22-01-2021

DE VERGISSING VAN TROELSTRA

Om zes uur 's morgens rijdt op zondag 10 november 1918 een stoet van negen auto's naar de grenspost Eijsden in Zuid - Limburg. De belangrijkste inzittende is de Duitse keizer Wilhelm II, die voor zichzelf en zijn mensen in Nederland asiel komt vragen. De keizer moest in eigen land namelijk aftreden, omdat de Eerste Wereldoorlog verloren was. In 1917 hadden de communisten in Rusland de tsaar en zijn gezin vermoord; nu, een jaar later, heerst er enorme onrust in Duitsland. Ook in Nederland slaat de paniek toe. Troelstra, de leider van de SDAP (sociaal - democratische arbeiderspartij), ruikt zijn kans. 

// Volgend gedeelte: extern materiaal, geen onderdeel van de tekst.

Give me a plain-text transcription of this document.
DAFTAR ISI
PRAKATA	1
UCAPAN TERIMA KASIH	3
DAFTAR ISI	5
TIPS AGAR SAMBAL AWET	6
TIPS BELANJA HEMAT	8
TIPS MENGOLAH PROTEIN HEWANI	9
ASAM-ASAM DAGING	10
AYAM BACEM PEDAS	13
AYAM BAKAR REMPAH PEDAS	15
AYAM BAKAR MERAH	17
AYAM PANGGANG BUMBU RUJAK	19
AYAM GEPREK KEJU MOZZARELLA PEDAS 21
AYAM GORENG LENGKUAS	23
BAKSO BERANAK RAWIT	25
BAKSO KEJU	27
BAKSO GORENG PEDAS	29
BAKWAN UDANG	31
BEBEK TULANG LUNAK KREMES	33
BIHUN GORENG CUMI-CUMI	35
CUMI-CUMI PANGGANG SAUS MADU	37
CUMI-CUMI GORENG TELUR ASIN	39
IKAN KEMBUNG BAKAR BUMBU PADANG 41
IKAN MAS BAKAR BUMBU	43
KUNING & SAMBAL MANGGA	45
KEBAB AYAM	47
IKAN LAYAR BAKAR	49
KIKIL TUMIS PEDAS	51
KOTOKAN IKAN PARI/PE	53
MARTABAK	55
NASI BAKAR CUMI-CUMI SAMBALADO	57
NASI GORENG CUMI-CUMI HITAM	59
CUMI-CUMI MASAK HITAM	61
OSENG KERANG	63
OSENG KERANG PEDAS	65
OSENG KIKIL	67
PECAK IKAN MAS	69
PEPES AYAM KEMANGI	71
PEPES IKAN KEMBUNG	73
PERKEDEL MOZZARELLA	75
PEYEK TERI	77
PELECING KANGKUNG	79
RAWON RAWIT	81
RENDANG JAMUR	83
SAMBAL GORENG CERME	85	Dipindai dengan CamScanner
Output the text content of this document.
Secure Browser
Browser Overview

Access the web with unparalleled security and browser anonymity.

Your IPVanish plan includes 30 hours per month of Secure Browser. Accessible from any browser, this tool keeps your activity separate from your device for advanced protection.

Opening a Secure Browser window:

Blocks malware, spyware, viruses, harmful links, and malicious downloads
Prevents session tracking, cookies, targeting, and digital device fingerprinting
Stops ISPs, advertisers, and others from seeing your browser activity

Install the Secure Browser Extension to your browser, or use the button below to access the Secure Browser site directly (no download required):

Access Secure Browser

Nederland bleef neutraal tijdens de Eerste Wereldoorlog (1914 - 1918). Noch Engeland, noch Duitsland zag iets in een bezetting van ons land. Niettemin had onze regering problemen genoeg: er was voedselschaarste, grote werkloosheid en de genadeloos rondwarende Spaanse griep maakte veel slachtoffers. Daarom ook hier veel onrust in de vorm van relletjes, demonstraties, stakingen. De SDAP zat niet in de regering; de partij had achttien van de honderd zetels in de Tweede Kamer, werkte nauw samen met de socialistische vakcentrale NVV, en hoopte de arbeiders weg te lokken van de traditionele confessionele partijen. 

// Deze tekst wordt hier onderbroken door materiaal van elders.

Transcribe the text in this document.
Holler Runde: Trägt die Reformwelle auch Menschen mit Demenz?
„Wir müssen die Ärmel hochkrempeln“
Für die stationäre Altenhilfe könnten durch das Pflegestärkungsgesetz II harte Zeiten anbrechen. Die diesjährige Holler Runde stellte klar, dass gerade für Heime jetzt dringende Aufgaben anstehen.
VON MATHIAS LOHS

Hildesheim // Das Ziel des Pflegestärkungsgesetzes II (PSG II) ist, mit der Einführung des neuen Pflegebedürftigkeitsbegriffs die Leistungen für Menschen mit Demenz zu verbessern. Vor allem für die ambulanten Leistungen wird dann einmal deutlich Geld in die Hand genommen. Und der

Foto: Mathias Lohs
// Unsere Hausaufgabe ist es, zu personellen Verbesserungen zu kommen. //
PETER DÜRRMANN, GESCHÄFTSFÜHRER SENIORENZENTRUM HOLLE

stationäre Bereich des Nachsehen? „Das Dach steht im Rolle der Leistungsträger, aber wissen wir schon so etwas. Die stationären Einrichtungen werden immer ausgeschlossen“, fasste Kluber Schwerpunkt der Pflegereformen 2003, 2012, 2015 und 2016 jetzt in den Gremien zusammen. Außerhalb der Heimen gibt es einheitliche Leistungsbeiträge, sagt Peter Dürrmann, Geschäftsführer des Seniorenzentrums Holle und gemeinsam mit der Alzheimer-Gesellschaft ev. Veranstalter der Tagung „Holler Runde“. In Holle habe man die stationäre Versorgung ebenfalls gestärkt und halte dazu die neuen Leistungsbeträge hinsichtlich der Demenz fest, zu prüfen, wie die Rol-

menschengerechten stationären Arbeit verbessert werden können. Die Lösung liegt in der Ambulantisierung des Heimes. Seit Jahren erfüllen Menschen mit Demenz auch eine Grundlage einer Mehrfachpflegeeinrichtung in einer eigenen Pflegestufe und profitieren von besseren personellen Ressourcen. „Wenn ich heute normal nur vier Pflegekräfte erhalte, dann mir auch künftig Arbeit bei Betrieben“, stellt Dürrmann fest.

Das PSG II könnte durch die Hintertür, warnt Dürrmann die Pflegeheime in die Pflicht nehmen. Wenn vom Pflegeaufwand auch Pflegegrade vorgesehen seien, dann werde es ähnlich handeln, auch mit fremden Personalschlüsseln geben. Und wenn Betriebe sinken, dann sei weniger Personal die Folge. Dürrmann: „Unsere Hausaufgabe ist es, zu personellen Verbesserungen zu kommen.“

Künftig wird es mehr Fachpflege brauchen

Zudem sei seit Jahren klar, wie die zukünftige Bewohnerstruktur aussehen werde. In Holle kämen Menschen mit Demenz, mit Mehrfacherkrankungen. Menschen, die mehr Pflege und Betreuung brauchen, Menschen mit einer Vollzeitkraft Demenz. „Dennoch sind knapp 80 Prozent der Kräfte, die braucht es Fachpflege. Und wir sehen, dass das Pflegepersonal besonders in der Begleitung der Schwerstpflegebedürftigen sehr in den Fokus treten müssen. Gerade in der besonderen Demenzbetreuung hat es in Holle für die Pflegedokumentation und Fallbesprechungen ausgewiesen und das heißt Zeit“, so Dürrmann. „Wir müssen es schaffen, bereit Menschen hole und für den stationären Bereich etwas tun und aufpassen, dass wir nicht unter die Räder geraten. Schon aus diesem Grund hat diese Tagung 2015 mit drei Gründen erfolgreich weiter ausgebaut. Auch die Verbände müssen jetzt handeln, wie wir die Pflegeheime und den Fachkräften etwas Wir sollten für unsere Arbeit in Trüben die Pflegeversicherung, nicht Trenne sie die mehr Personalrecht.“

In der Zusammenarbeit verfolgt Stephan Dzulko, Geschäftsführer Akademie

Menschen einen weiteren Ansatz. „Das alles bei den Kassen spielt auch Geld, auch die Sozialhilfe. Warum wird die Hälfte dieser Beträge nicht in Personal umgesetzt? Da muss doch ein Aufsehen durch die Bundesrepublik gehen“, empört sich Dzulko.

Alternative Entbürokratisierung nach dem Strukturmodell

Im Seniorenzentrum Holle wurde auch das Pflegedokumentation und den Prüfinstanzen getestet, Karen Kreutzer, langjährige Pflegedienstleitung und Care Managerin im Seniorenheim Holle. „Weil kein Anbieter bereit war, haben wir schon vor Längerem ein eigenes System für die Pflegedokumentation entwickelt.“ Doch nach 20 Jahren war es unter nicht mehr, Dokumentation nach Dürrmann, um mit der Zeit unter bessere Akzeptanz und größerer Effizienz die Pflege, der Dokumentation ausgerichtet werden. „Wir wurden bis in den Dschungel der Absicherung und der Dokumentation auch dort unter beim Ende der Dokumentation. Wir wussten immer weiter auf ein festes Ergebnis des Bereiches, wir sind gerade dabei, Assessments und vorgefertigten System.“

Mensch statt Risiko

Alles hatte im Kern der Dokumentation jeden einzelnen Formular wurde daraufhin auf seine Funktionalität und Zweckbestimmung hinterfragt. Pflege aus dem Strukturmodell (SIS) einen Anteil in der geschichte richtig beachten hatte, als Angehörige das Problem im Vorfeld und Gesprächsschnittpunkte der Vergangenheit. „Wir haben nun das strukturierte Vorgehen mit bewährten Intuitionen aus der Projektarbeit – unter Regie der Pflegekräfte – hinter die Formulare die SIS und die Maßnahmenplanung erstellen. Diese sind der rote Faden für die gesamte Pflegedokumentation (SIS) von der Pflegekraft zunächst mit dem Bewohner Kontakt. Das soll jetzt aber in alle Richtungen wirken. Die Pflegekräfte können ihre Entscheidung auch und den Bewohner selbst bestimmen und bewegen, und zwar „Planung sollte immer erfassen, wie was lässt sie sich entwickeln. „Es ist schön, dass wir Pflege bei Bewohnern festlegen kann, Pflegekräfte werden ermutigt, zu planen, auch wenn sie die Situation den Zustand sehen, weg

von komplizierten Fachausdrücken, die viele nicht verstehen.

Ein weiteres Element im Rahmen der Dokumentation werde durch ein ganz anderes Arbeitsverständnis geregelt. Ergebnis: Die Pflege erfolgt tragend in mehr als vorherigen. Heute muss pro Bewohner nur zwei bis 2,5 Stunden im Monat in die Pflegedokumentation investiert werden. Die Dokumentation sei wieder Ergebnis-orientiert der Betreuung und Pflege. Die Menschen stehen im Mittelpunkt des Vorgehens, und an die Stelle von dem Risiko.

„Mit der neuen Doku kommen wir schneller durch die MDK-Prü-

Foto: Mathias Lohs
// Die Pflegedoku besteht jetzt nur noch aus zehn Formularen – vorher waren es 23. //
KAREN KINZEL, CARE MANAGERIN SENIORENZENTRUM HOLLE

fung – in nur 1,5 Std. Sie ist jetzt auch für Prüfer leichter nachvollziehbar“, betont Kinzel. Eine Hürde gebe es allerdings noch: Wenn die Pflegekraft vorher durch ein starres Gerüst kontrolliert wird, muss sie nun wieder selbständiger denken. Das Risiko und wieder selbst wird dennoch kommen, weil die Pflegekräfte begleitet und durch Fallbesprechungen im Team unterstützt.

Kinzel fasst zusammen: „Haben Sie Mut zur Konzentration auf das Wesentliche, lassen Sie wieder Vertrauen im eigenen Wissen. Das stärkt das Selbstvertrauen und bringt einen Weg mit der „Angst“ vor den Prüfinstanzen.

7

Pieter Jelles Troelstra (Leeuwarden; 1860 - 1930), in zijn vrije tijd dichter, van beroep advocaat, was een begenadigd spreker, maar zijn revolutionaire hart kon hem weleens verleiden tot grootse visioenen en uitspraken waar hij later spijt van kreeg. Maar hij kon de massa bezielen, en dus voor stemmen zorgen. Toen op 25 oktober in de kazerne De Harskamp relletjes uitbraken en de onrust oversloeg naar andere kazernes, rook Troelstra zijn kans. Ook in Nederland moesten de socialisten in opstand komen tegen het wettig gezag en de macht grijpen.

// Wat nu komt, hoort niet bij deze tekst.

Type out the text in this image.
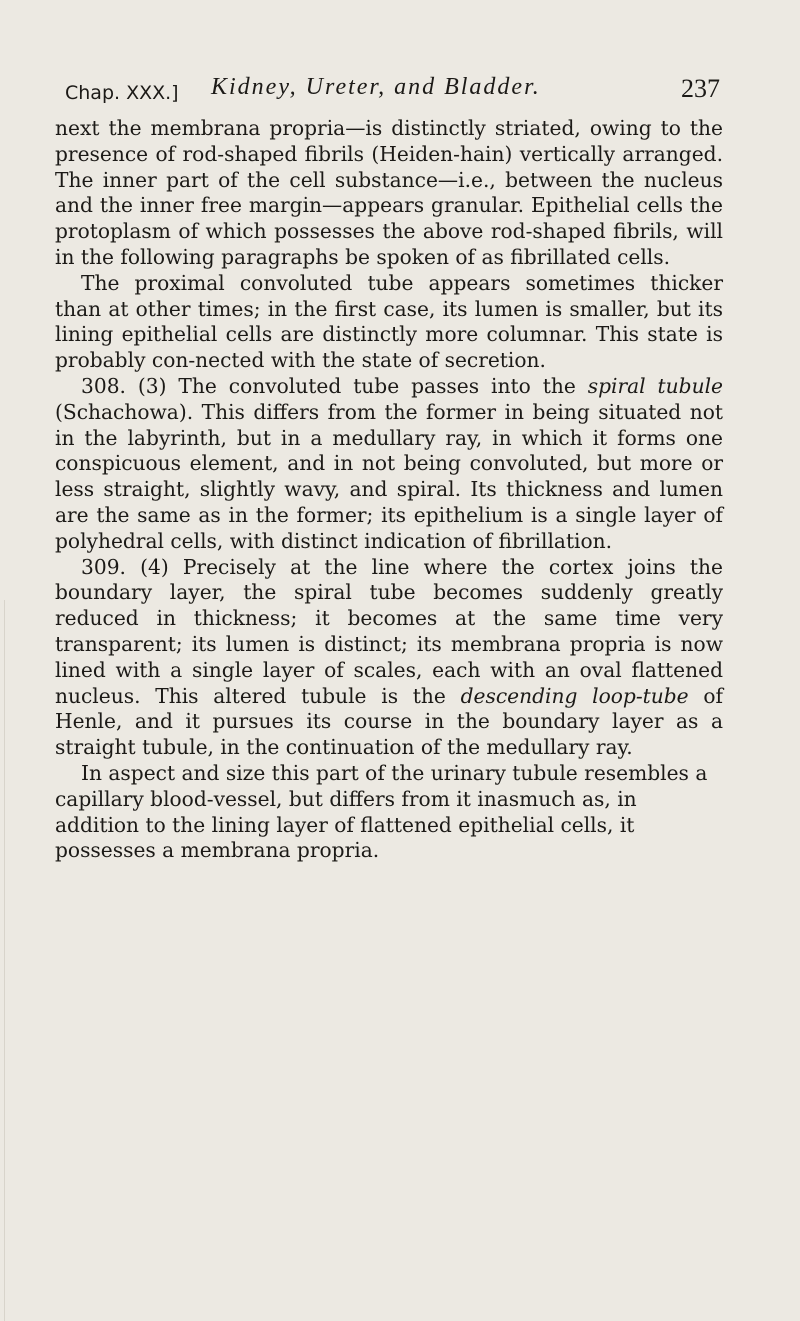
Chap. XXX.] Kidney, Ureter, and Bladder.	237

next the membrana propria—is distinctly striated, owing to the presence of rod-shaped fibrils (Heiden-hain) vertically arranged. The inner part of the cell substance—i.e., between the nucleus and the inner free margin—appears granular. Epithelial cells the protoplasm of which possesses the above rod-shaped fibrils, will in the following paragraphs be spoken of as fibrillated cells.

The proximal convoluted tube appears sometimes thicker than at other times; in the first case, its lumen is smaller, but its lining epithelial cells are distinctly more columnar. This state is probably con-nected with the state of secretion.

308. (3) The convoluted tube passes into the spiral tubule (Schachowa). This differs from the former in being situated not in the labyrinth, but in a medullary ray, in which it forms one conspicuous element, and in not being convoluted, but more or less straight, slightly wavy, and spiral. Its thickness and lumen are the same as in the former; its epithelium is a single layer of polyhedral cells, with distinct indication of fibrillation.

309. (4) Precisely at the line where the cortex joins the boundary layer, the spiral tube becomes suddenly greatly reduced in thickness; it becomes at the same time very transparent; its lumen is distinct; its membrana propria is now lined with a single layer of scales, each with an oval flattened nucleus. This altered tubule is the descending loop-tube of Henle, and it pursues its course in the boundary layer as a straight tubule, in the continuation of the medullary ray.

In aspect and size this part of the urinary tubule resembles a capillary blood-vessel, but differs from it inasmuch as, in addition to the lining layer of flattened epithelial cells, it possesses a membrana propria.
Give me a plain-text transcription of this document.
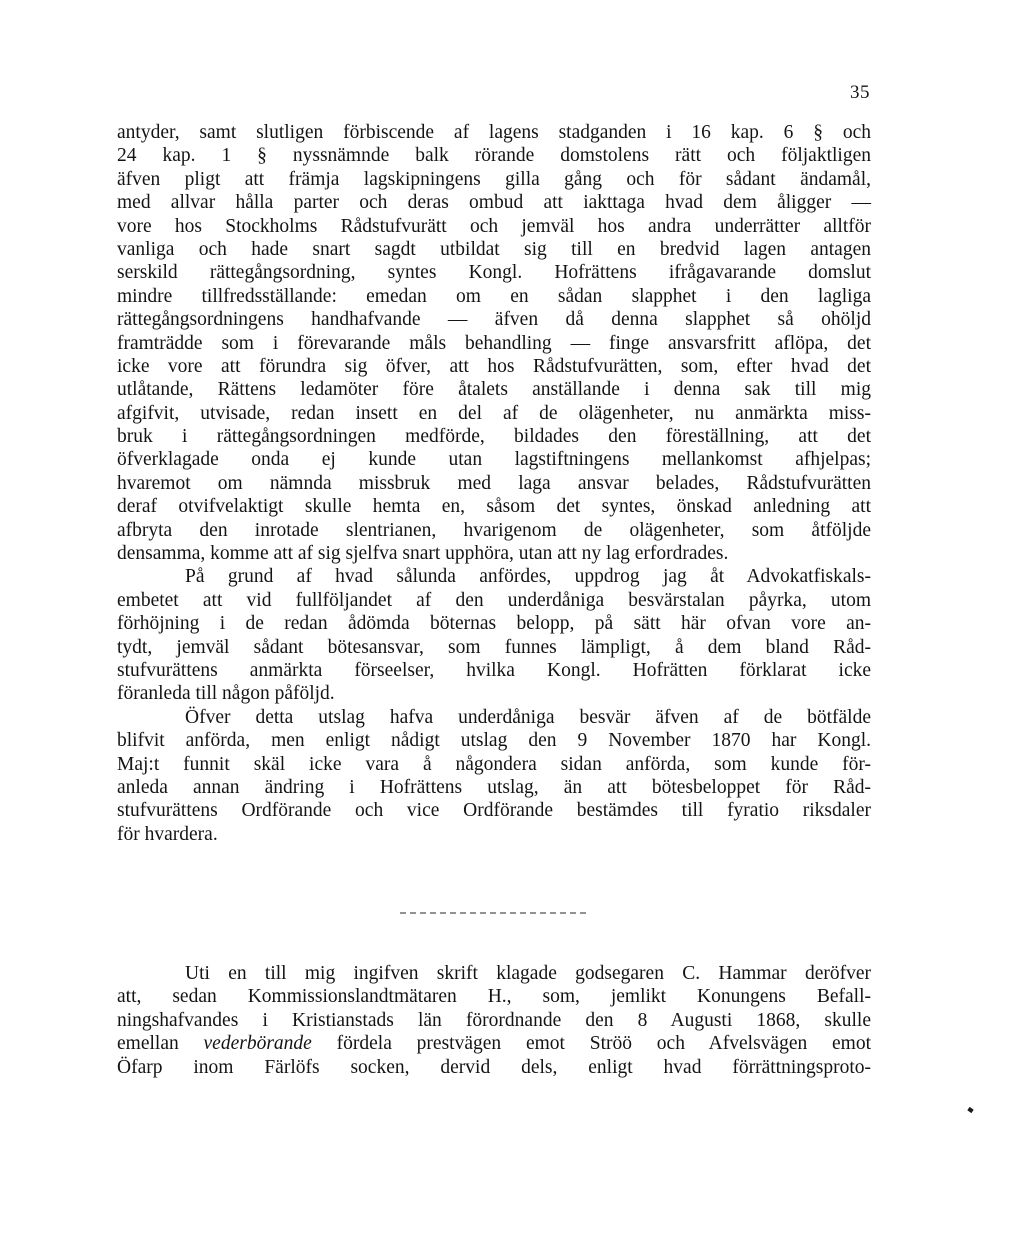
35
antyder, samt slutligen förbiscende af lagens stadganden i 16 kap. 6 § och
24 kap. 1 § nyssnämnde balk rörande domstolens rätt och följaktligen
äfven pligt att främja lagskipningens gilla gång och för sådant ändamål,
med allvar hålla parter och deras ombud att iakttaga hvad dem åligger —
vore hos Stockholms Rådstufvurätt och jemväl hos andra underrätter alltför
vanliga och hade snart sagdt utbildat sig till en bredvid lagen antagen
serskild rättegångsordning, syntes Kongl. Hofrättens ifrågavarande domslut
mindre tillfredsställande: emedan om en sådan slapphet i den lagliga
rättegångsordningens handhafvande — äfven då denna slapphet så ohöljd
framträdde som i förevarande måls behandling — finge ansvarsfritt aflöpa, det
icke vore att förundra sig öfver, att hos Rådstufvurätten, som, efter hvad det
utlåtande, Rättens ledamöter före åtalets anställande i denna sak till mig
afgifvit, utvisade, redan insett en del af de olägenheter, nu anmärkta miss-
bruk i rättegångsordningen medförde, bildades den föreställning, att det
öfverklagade onda ej kunde utan lagstiftningens mellankomst afhjelpas;
hvaremot om nämnda missbruk med laga ansvar belades, Rådstufvurätten
deraf otvifvelaktigt skulle hemta en, såsom det syntes, önskad anledning att
afbryta den inrotade slentrianen, hvarigenom de olägenheter, som åtföljde
densamma, komme att af sig sjelfva snart upphöra, utan att ny lag erfordrades.
På grund af hvad sålunda anfördes, uppdrog jag åt Advokatfiskals-
embetet att vid fullföljandet af den underdåniga besvärstalan påyrka, utom
förhöjning i de redan ådömda böternas belopp, på sätt här ofvan vore an-
tydt, jemväl sådant bötesansvar, som funnes lämpligt, å dem bland Råd-
stufvurättens anmärkta förseelser, hvilka Kongl. Hofrätten förklarat icke
föranleda till någon påföljd.
Öfver detta utslag hafva underdåniga besvär äfven af de bötfälde
blifvit anförda, men enligt nådigt utslag den 9 November 1870 har Kongl.
Maj:t funnit skäl icke vara å någondera sidan anförda, som kunde för-
anleda annan ändring i Hofrättens utslag, än att bötesbeloppet för Råd-
stufvurättens Ordförande och vice Ordförande bestämdes till fyratio riksdaler
för hvardera.
Uti en till mig ingifven skrift klagade godsegaren C. Hammar deröfver
att, sedan Kommissionslandtmätaren H., som, jemlikt Konungens Befall-
ningshafvandes i Kristianstads län förordnande den 8 Augusti 1868, skulle
emellan vederbörande fördela prestvägen emot Strӧö och Afvelsvägen emot
Öfarp inom Färlöfs socken, dervid dels, enligt hvad förrättningsproto-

Eind oktober, begin november vergadert het partijbestuur van de SDAP, waarin hij bevlogen het woord voert, maar tot zijn teleurstelling krijgt hij heel weinig steun. Op 5 november vertelt hij in de Tweede Kamer dat het leger en de arbeidersbeweging klaar staan om de macht over te nemen. Op 11 november wordt de Eerste Wereldoorlog beëindigd door het sluiten van een wapenstilstand, zodat premier Ruijs de Beerenbrouck de bevolking bemoedigend kan toespreken. Hij benadrukt dat vóór alles de orde gehandhaafd dient te blijven. En dat lukt wonderwel. Oproepen van communistische kant tot staken en protestdemonstraties vinden nauwelijks gehoor. Ook de SDAP- Kamerfractie kritiseert Troelstra.

Als op zondag 17 november koningin Wilhelmina haar kerk in Den Haag bezoekt, demonstreren katholieke organisaties op andere plaatsen in de stad voor het koningshuis. De volgende dag stroomt het Malieveld overvol met duizenden mensen uit het hele land, die komen getuigen van hun liefde voor Oranje. Troelstra had zich inderdaad vergist, zoals hijzelf ook spoedig toegeeft. Het leger, de politie, de arbeiders willen helemaal niet de macht grijpen. Het volk vertrouwt zijn leiders, het koningshuis is erg geliefd, dus met een revolutie wenst vrijwel geen enkele Nederlander ook maar iets te maken hebben.
Rob Hartmans, De revolutie die niet doorging. Uitgeverij Omniboek, Utrecht. 2018. 206 blz.